Camp Dad launched, not unexpectedly, as a result of standard #daaad-level buffoonery.
Last July, tasked with securing a place at summer camp for my then-9-year-old and then-6-year-old, I completely missed a week. Didn't register them. Flat-out forgot.
The evening before the camp week was to start, I was frantically surfing through camp option after camp option -- the ones the kids wanted to do were sold out (or way too pricey for our budget).
I was consulting at the time and able to take the week off from work (a luxury a lot parents don't have, short of investing their own vacation time). So partly out of desperation, partly out of price-sensitivity, partly out of the creative challenge and partly out of blissful ignorance, I decided at 11 that night to create my own camp -- a week's worth of fun and creativity, directed by me.
The kids would have no idea what's coming -- in large part, neither did I. I gave myself a budget of slightly less than what I would have spent on "normal" camp for them to cover a week of programming and started making a list of activities we'd normally never do.
The next morning, I didn't tell them what we were doing or where we were going, but it started with a surprise trip to the bulk-candy store. The kids' jaws dropped -- then were stuffed with the kind of absurd candy I'd never typically let them have. Camp Dad was so on.
I knew "regular dad" Dan Shanoff could never handle the kind of fun that "Camp Dad director" Dan Shanoff, so I channeled a muse: Tripper Harrison, Bill Murray's seminal camp-counselor character from "Meatballs," the greatest summer-camp movie of all time. If you have never seen the pivotal "It... Just... Doesn't... Matter!" speech by Murray, this succinctly showcases my inspiration.
*Candy overdose? It just doesn't matter!
*Chuck E. Cheese? It just doesn't matter!
*Sketchy water park 40 miles away? It just doesn't matter!
*Quasi-harrowing parkour lessons? It just doesn't matter!
*Abandoning bedtime routines by binge-watching all six "Star Wars" movies over six nights? It just doesn't matter!
There was more -- so much more. Ice skating. Being the only non-family members at the local high school varsity basketball summer league games. Pizza. Ice cream sundaes. Screen time on all of the apps I'd never normally let them use. Every day was filled with new adventures. The kids had no idea what was coming but approached every day with a glee like I had never seen before.
At the end of the week, both kids said it was the best week of their lives. And if I'm being honest with myself -- no offense to the attendees at my wedding or the folks who helped deliver our children -- it was the best week of my life, too.
I could attribute their (and my) enthusiasm to the epic lineup of fun activities that I barraged them with -- what parent doesn't want to see their kids having such a great time or get feedback like "This was the best week ever, Dad!"
But as I figure out what kinds of fun activities I am staking out for this summer, I realize it wasn't the mayhem -- it was my mentality.
What mattered most was "It just doesn't matter."

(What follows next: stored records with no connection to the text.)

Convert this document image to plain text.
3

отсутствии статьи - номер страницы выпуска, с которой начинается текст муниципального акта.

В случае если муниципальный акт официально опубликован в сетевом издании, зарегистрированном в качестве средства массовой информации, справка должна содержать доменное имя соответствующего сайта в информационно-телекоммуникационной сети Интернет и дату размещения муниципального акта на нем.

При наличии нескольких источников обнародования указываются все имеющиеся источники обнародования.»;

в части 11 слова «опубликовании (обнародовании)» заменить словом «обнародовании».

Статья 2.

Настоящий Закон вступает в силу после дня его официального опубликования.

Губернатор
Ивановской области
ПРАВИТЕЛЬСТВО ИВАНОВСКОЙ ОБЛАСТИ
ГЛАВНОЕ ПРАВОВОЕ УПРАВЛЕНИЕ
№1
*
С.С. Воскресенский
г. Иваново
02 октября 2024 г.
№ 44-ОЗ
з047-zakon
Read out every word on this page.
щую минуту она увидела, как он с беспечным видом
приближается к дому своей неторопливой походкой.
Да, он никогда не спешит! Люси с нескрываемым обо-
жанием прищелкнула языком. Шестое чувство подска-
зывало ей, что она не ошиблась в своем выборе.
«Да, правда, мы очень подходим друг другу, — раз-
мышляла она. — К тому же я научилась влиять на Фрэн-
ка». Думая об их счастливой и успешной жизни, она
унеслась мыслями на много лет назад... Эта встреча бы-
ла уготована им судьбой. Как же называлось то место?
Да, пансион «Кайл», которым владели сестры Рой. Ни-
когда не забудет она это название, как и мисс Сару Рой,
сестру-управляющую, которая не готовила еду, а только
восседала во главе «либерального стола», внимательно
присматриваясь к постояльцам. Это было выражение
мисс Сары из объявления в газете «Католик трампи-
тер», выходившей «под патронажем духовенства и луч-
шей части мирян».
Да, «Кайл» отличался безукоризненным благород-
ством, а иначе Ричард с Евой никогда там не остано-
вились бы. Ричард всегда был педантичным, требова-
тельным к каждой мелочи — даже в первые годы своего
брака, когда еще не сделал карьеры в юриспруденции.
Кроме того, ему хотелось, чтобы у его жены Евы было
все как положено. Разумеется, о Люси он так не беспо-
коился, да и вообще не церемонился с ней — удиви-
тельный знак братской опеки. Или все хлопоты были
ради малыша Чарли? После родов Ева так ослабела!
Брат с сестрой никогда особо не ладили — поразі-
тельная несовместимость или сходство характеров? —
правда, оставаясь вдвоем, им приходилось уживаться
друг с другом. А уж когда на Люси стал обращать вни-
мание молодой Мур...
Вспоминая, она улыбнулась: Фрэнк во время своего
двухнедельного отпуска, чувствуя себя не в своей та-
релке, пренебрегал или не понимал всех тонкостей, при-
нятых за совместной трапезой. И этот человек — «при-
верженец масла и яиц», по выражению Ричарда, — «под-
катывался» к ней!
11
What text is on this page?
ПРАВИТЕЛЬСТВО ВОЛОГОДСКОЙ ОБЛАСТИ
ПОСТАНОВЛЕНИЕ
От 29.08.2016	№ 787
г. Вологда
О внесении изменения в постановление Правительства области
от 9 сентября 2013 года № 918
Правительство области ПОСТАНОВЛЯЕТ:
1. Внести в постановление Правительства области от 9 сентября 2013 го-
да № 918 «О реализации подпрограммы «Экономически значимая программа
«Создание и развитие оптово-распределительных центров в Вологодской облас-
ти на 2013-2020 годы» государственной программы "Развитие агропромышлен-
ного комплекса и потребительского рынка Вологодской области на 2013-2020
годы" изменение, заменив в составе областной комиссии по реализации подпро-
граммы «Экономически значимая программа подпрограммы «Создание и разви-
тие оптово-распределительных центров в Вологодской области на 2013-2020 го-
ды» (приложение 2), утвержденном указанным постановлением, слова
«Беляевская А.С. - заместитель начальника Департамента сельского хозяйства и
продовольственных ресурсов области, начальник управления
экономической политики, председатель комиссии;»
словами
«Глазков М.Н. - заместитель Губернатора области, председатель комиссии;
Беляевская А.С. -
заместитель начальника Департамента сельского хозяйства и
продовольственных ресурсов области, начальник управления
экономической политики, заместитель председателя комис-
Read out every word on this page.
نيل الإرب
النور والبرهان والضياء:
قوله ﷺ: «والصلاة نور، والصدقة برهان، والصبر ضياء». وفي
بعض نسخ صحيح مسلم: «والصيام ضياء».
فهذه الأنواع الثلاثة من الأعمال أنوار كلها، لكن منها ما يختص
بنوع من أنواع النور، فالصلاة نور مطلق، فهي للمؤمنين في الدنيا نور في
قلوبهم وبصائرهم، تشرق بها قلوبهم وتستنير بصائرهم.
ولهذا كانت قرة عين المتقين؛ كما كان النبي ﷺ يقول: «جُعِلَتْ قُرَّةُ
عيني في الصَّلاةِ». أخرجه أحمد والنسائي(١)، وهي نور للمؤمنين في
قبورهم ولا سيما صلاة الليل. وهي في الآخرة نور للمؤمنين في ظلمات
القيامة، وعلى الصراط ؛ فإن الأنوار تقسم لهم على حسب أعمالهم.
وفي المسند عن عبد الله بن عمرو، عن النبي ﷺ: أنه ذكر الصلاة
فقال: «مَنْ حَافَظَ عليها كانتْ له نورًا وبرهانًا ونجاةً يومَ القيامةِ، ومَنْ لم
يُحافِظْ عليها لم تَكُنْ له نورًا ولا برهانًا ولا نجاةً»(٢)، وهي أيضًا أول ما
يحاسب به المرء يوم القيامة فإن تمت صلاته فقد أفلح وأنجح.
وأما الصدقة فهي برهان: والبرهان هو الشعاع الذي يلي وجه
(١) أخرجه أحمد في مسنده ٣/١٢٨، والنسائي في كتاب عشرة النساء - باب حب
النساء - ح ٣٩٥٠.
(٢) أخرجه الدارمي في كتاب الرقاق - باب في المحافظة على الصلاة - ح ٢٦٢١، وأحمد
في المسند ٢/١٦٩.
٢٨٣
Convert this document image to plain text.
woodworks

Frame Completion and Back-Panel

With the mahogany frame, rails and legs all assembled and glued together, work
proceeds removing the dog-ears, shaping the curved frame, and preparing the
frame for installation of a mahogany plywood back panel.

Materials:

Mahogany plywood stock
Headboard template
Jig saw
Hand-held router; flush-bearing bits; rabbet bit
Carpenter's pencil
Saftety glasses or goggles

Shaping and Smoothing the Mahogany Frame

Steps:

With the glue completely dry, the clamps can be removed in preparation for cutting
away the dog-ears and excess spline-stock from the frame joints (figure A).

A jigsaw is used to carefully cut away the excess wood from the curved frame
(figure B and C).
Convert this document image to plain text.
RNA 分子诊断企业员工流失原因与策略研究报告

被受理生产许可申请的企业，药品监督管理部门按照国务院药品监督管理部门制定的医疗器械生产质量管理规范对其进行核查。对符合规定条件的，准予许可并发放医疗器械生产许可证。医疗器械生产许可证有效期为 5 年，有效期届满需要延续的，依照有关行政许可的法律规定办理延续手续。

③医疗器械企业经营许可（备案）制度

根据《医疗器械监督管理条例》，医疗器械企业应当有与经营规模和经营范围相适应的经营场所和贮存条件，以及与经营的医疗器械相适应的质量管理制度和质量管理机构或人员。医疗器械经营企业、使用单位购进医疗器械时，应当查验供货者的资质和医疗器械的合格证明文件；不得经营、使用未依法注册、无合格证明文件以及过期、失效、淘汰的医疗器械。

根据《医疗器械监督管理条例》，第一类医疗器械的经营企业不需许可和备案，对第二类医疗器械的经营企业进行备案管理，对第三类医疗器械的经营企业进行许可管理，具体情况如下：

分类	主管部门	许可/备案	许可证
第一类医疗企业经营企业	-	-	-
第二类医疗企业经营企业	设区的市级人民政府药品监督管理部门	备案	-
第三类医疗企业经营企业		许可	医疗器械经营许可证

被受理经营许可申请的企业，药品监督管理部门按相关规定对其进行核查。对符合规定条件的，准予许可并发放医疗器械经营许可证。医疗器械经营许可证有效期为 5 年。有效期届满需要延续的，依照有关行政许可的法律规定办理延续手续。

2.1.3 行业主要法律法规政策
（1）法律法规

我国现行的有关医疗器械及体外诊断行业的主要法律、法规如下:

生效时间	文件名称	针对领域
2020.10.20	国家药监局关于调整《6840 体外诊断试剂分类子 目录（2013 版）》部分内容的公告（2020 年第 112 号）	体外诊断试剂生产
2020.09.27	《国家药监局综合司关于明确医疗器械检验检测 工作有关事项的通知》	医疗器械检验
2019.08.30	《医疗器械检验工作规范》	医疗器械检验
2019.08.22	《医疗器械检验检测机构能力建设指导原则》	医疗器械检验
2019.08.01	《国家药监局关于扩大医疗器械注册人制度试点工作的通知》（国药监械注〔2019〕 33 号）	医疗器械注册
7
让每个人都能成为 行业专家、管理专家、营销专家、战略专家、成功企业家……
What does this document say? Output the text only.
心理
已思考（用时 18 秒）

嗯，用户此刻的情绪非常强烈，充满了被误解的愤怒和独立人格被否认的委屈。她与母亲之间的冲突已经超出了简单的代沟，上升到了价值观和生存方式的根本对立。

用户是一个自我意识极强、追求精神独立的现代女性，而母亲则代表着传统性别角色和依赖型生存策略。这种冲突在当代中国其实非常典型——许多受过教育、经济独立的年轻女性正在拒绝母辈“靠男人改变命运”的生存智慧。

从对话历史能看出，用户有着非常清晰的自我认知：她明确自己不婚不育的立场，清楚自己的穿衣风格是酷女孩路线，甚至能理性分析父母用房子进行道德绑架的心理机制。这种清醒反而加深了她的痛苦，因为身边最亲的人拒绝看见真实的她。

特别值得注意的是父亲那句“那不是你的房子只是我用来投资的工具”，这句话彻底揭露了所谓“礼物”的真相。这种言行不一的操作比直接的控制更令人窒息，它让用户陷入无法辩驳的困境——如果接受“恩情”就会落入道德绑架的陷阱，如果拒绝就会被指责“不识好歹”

When I fully embraced that idea, all typical parenting pressures evaporated in the July sunshine. I wasn't "Dad" -- I was Bill Murray's "Tripper Harrison." The kids were relaxed. Heck, I was relaxed, despite the overload of activities and sensory inputs. (I even had patience at Chuck E. Cheese -- what bigger testimony could there be?)
I'm not sure I can live the Camp Dad lifestyle all the time -- it was summer, I took the week off, it was all new for the kids (and me). There were a lot of things that made it unique.
But applying even a little "It Just Doesn't Matter" to my life worked wonders, and I had as much fun as the kids did. We may or may not have another year of Camp Dad this summer, but there is nothing stopping me -- or any of us -- from easing up just enough to make the summer more awesome.